Often thought of as the only source of calcium, milk is in fact a very recent addition to most food cultures, which have been raising healthy kids without it. Great sources of plant-based calcium abound and include greens, broccoli, tofu, corn tortillas, and nuts and seeds.



Children have little choice when it comes to drinking milk in San Francisco public schools. With 85% of students being children of color and predominantly lactose intolerant, and many belonging to communities overburdened by obesity and diabetes—some of the same diseases linked to dairy consumption—these pro-dairy school meal policies end up disproportionately harming them.

What’s more, 55% of children in San Francisco public schools benefit from free or reduced school meals programs, making it difficult to opt out of milk consumption. Parents can request plant-based alternatives by signing an official form, but it’s a burdensome process that pathologizes and singles out non-white children.

Giving children a calorie-rich drink that many can’t properly digest and that is materially harmful at every meal is culturally obtuse and indicates that these policies are more about building the profits of the milk industry than the health of children.


Every single day in the United States 45 million meals are offered through the federal National School Lunch and School Breakfast programs. Federal and state school meal policies mandate that milk be offered at every meal. This is an incredible boon to the dairy industry and places corporate profits over the health of the nation’s low-income children.

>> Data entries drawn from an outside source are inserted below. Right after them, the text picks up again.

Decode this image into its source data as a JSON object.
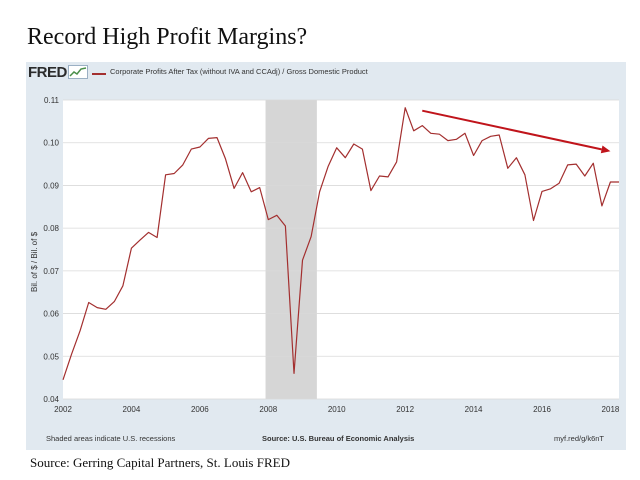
{
  "page": {
    "title": "Record High Profit Margins?",
    "caption": "Source: Gerring Capital Partners, St. Louis FRED"
  },
  "fred": {
    "logo_text": "FRED",
    "footer_left": "Shaded areas indicate U.S. recessions",
    "footer_center": "Source: U.S. Bureau of Economic Analysis",
    "footer_right": "myf.red/g/k6nT"
  },
  "colors": {
    "series": "#a32f2f",
    "arrow": "#c0141b",
    "recession": "#d6d6d6",
    "plot_bg": "#ffffff",
    "panel_bg": "#e1e9f0",
    "grid": "#d9d9d9"
  },
  "chart_data": {
    "type": "line",
    "title": "",
    "xlabel": "",
    "ylabel": "Bil. of $ / Bil. of $",
    "xlim": [
      2002.0,
      2018.25
    ],
    "ylim": [
      0.04,
      0.11
    ],
    "grid": "horizontal",
    "legend": "top-left",
    "x_ticks": [
      2002,
      2004,
      2006,
      2008,
      2010,
      2012,
      2014,
      2016,
      2018
    ],
    "y_ticks": [
      0.04,
      0.05,
      0.06,
      0.07,
      0.08,
      0.09,
      0.1,
      0.11
    ],
    "y_tick_labels": [
      "0.04",
      "0.05",
      "0.06",
      "0.07",
      "0.08",
      "0.09",
      "0.10",
      "0.11"
    ],
    "recessions": [
      [
        2007.92,
        2009.42
      ]
    ],
    "trend_arrow": {
      "from": [
        2012.5,
        0.1075
      ],
      "to": [
        2018.0,
        0.098
      ]
    },
    "series": [
      {
        "name": "Corporate Profits After Tax (without IVA and CCAdj) / Gross Domestic Product",
        "x": [
          2002.0,
          2002.25,
          2002.5,
          2002.75,
          2003.0,
          2003.25,
          2003.5,
          2003.75,
          2004.0,
          2004.25,
          2004.5,
          2004.75,
          2005.0,
          2005.25,
          2005.5,
          2005.75,
          2006.0,
          2006.25,
          2006.5,
          2006.75,
          2007.0,
          2007.25,
          2007.5,
          2007.75,
          2008.0,
          2008.25,
          2008.5,
          2008.75,
          2009.0,
          2009.25,
          2009.5,
          2009.75,
          2010.0,
          2010.25,
          2010.5,
          2010.75,
          2011.0,
          2011.25,
          2011.5,
          2011.75,
          2012.0,
          2012.25,
          2012.5,
          2012.75,
          2013.0,
          2013.25,
          2013.5,
          2013.75,
          2014.0,
          2014.25,
          2014.5,
          2014.75,
          2015.0,
          2015.25,
          2015.5,
          2015.75,
          2016.0,
          2016.25,
          2016.5,
          2016.75,
          2017.0,
          2017.25,
          2017.5,
          2017.75,
          2018.0,
          2018.25
        ],
        "y": [
          0.0445,
          0.0505,
          0.056,
          0.0626,
          0.0614,
          0.061,
          0.0628,
          0.0665,
          0.0753,
          0.0772,
          0.079,
          0.0778,
          0.0925,
          0.0928,
          0.0948,
          0.0985,
          0.099,
          0.101,
          0.1012,
          0.0962,
          0.0893,
          0.093,
          0.0885,
          0.0895,
          0.082,
          0.083,
          0.0805,
          0.046,
          0.0725,
          0.078,
          0.0885,
          0.0945,
          0.0988,
          0.0965,
          0.0997,
          0.0985,
          0.0888,
          0.0922,
          0.092,
          0.0955,
          0.1082,
          0.1028,
          0.104,
          0.1022,
          0.102,
          0.1005,
          0.1008,
          0.1022,
          0.097,
          0.1005,
          0.1015,
          0.1018,
          0.094,
          0.0965,
          0.0925,
          0.0818,
          0.0886,
          0.0892,
          0.0905,
          0.0948,
          0.095,
          0.0922,
          0.0952,
          0.0852,
          0.0908,
          0.0908
        ]
      }
    ]
  }
}
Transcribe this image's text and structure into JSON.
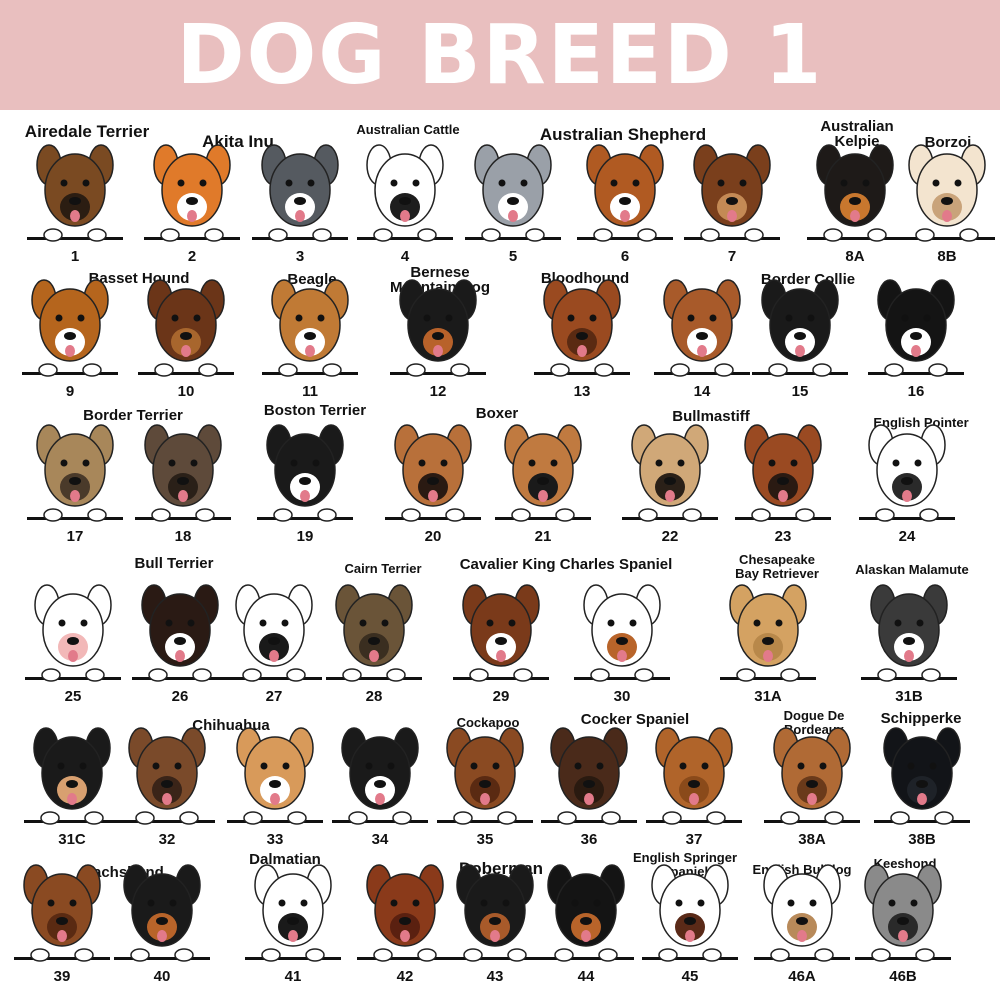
{
  "header": {
    "title": "DOG BREED 1",
    "background": "#e9bfbf"
  },
  "labels": [
    {
      "lines": [
        "Airedale Terrier"
      ]
    },
    {
      "lines": [
        "Akita Inu"
      ]
    },
    {
      "lines": [
        "Australian Cattle"
      ]
    },
    {
      "lines": [
        "Australian Shepherd"
      ]
    },
    {
      "lines": [
        "Australian",
        "Kelpie"
      ]
    },
    {
      "lines": [
        "Borzoi"
      ]
    },
    {
      "lines": [
        "Basset Hound"
      ]
    },
    {
      "lines": [
        "Beagle"
      ]
    },
    {
      "lines": [
        "Bernese",
        "Mountain Dog"
      ]
    },
    {
      "lines": [
        "Bloodhound"
      ]
    },
    {
      "lines": [
        "Border Collie"
      ]
    },
    {
      "lines": [
        "Border Terrier"
      ]
    },
    {
      "lines": [
        "Boston Terrier"
      ]
    },
    {
      "lines": [
        "Boxer"
      ]
    },
    {
      "lines": [
        "Bullmastiff"
      ]
    },
    {
      "lines": [
        "English Pointer"
      ]
    },
    {
      "lines": [
        "Bull Terrier"
      ]
    },
    {
      "lines": [
        "Cairn Terrier"
      ]
    },
    {
      "lines": [
        "Cavalier King Charles Spaniel"
      ]
    },
    {
      "lines": [
        "Chesapeake",
        "Bay Retriever"
      ]
    },
    {
      "lines": [
        "Alaskan Malamute"
      ]
    },
    {
      "lines": [
        "Chihuahua"
      ]
    },
    {
      "lines": [
        "Cockapoo"
      ]
    },
    {
      "lines": [
        "Cocker Spaniel"
      ]
    },
    {
      "lines": [
        "Dogue De",
        "Bordeaux"
      ]
    },
    {
      "lines": [
        "Schipperke"
      ]
    },
    {
      "lines": [
        "Dachshund"
      ]
    },
    {
      "lines": [
        "Dalmatian"
      ]
    },
    {
      "lines": [
        "Doberman"
      ]
    },
    {
      "lines": [
        "English Springer",
        "Spaniel"
      ]
    },
    {
      "lines": [
        "English Bulldog"
      ]
    },
    {
      "lines": [
        "Keeshond"
      ]
    }
  ],
  "dogs": [
    {
      "number": "1",
      "coat": "#7a4a22",
      "accent": "#2b1d12"
    },
    {
      "number": "2",
      "coat": "#e07a2a",
      "accent": "#ffffff"
    },
    {
      "number": "3",
      "coat": "#555a60",
      "accent": "#ffffff"
    },
    {
      "number": "4",
      "coat": "#ffffff",
      "accent": "#1e1e1e"
    },
    {
      "number": "5",
      "coat": "#9aa0a8",
      "accent": "#ffffff"
    },
    {
      "number": "6",
      "coat": "#b05a22",
      "accent": "#ffffff"
    },
    {
      "number": "7",
      "coat": "#7a3f1c",
      "accent": "#c48a55"
    },
    {
      "number": "8A",
      "coat": "#1e1a18",
      "accent": "#c8772e"
    },
    {
      "number": "8B",
      "coat": "#f3e4cf",
      "accent": "#c9a37a"
    },
    {
      "number": "9",
      "coat": "#b5651d",
      "accent": "#ffffff"
    },
    {
      "number": "10",
      "coat": "#6b3518",
      "accent": "#a8662d"
    },
    {
      "number": "11",
      "coat": "#c07a35",
      "accent": "#ffffff"
    },
    {
      "number": "12",
      "coat": "#1a1a1a",
      "accent": "#b8622a"
    },
    {
      "number": "13",
      "coat": "#9a4a20",
      "accent": "#5a2a12"
    },
    {
      "number": "14",
      "coat": "#a85a2a",
      "accent": "#ffffff"
    },
    {
      "number": "15",
      "coat": "#1a1a1a",
      "accent": "#ffffff"
    },
    {
      "number": "16",
      "coat": "#141414",
      "accent": "#ffffff"
    },
    {
      "number": "17",
      "coat": "#a8875a",
      "accent": "#4a3a2a"
    },
    {
      "number": "18",
      "coat": "#5e4a3a",
      "accent": "#2a2018"
    },
    {
      "number": "19",
      "coat": "#1a1a1a",
      "accent": "#ffffff"
    },
    {
      "number": "20",
      "coat": "#b8703a",
      "accent": "#2a1a12"
    },
    {
      "number": "21",
      "coat": "#c07a40",
      "accent": "#1a1a1a"
    },
    {
      "number": "22",
      "coat": "#d0a878",
      "accent": "#2a2018"
    },
    {
      "number": "23",
      "coat": "#9a4a22",
      "accent": "#2a1a12"
    },
    {
      "number": "24",
      "coat": "#ffffff",
      "accent": "#2a2a2a"
    },
    {
      "number": "25",
      "coat": "#ffffff",
      "accent": "#f2b8b8"
    },
    {
      "number": "26",
      "coat": "#2a1a14",
      "accent": "#ffffff"
    },
    {
      "number": "27",
      "coat": "#ffffff",
      "accent": "#1a1a1a"
    },
    {
      "number": "28",
      "coat": "#6a5438",
      "accent": "#3a2e20"
    },
    {
      "number": "29",
      "coat": "#7a3a1a",
      "accent": "#ffffff"
    },
    {
      "number": "30",
      "coat": "#ffffff",
      "accent": "#b8642a"
    },
    {
      "number": "31A",
      "coat": "#d4a262",
      "accent": "#b8884a"
    },
    {
      "number": "31B",
      "coat": "#3a3a3a",
      "accent": "#ffffff"
    },
    {
      "number": "31C",
      "coat": "#1a1a1a",
      "accent": "#d8a070"
    },
    {
      "number": "32",
      "coat": "#7a4a2a",
      "accent": "#3a2418"
    },
    {
      "number": "33",
      "coat": "#d89a5a",
      "accent": "#ffffff"
    },
    {
      "number": "34",
      "coat": "#1a1a1a",
      "accent": "#ffffff"
    },
    {
      "number": "35",
      "coat": "#8a4a22",
      "accent": "#5a2a12"
    },
    {
      "number": "36",
      "coat": "#4a2a1a",
      "accent": "#2a1a10"
    },
    {
      "number": "37",
      "coat": "#b0642a",
      "accent": "#8a4a1a"
    },
    {
      "number": "38A",
      "coat": "#b06a35",
      "accent": "#6a3a1a"
    },
    {
      "number": "38B",
      "coat": "#121418",
      "accent": "#1e2228"
    },
    {
      "number": "39",
      "coat": "#8a4a22",
      "accent": "#5a2a12"
    },
    {
      "number": "40",
      "coat": "#1a1a1a",
      "accent": "#b8642a"
    },
    {
      "number": "41",
      "coat": "#ffffff",
      "accent": "#1a1a1a"
    },
    {
      "number": "42",
      "coat": "#8a3a1a",
      "accent": "#5a2010"
    },
    {
      "number": "43",
      "coat": "#1a1a1a",
      "accent": "#a85a2a"
    },
    {
      "number": "44",
      "coat": "#141414",
      "accent": "#b8642a"
    },
    {
      "number": "45",
      "coat": "#ffffff",
      "accent": "#5a2a18"
    },
    {
      "number": "46A",
      "coat": "#ffffff",
      "accent": "#b88a5a"
    },
    {
      "number": "46B",
      "coat": "#8a8a8a",
      "accent": "#2a2a2a"
    }
  ]
}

Pro-milk propaganda encourages people to believe that other foods are not adequate sources of calcium and aren’t up to the task of supporting healthy child development. This messaging is based on Eurocentric ideas about food and undermines traditional food cultures and knowledge. In San Francisco, the majority of students come from cultures that have other calcium-rich foods that are not linked with the same health problems.

The harm done to children by school milk—and the benefit to the dairy industry—extend far past childhood. As children are taught that milk consumption is normal and necessary, healthier sources of calcium sources are overlooked and forgotten, and a whole new generation of future consumers is created. We believe that school meals should be based on the best available nutritional science, not corporate bottom lines.



San Francisco public schools should set the city’s children up for a lifetime of health by teaching them to drink water instead of caloric drinks, and by introducing them to a wide variety of whole plant-based foods that are rich in calcium and other essential nutrients. We ask that the San Francisco Board of Education reject school meal policies that perpetuate Eurocentric norms and harm children, especially those who depend the most on school meals.

The San Francisco Unified School District (SFUSD) has already made great strides towards improving children’s health and limiting unhealthy beverages by banning the sale of sugary and caffeinated beverages and by distributing only rbGH-free milk. As of this summer, SFUSD is also phasing out the distribution of chocolate milk.

Removing regular milk from school meals is the next logical step.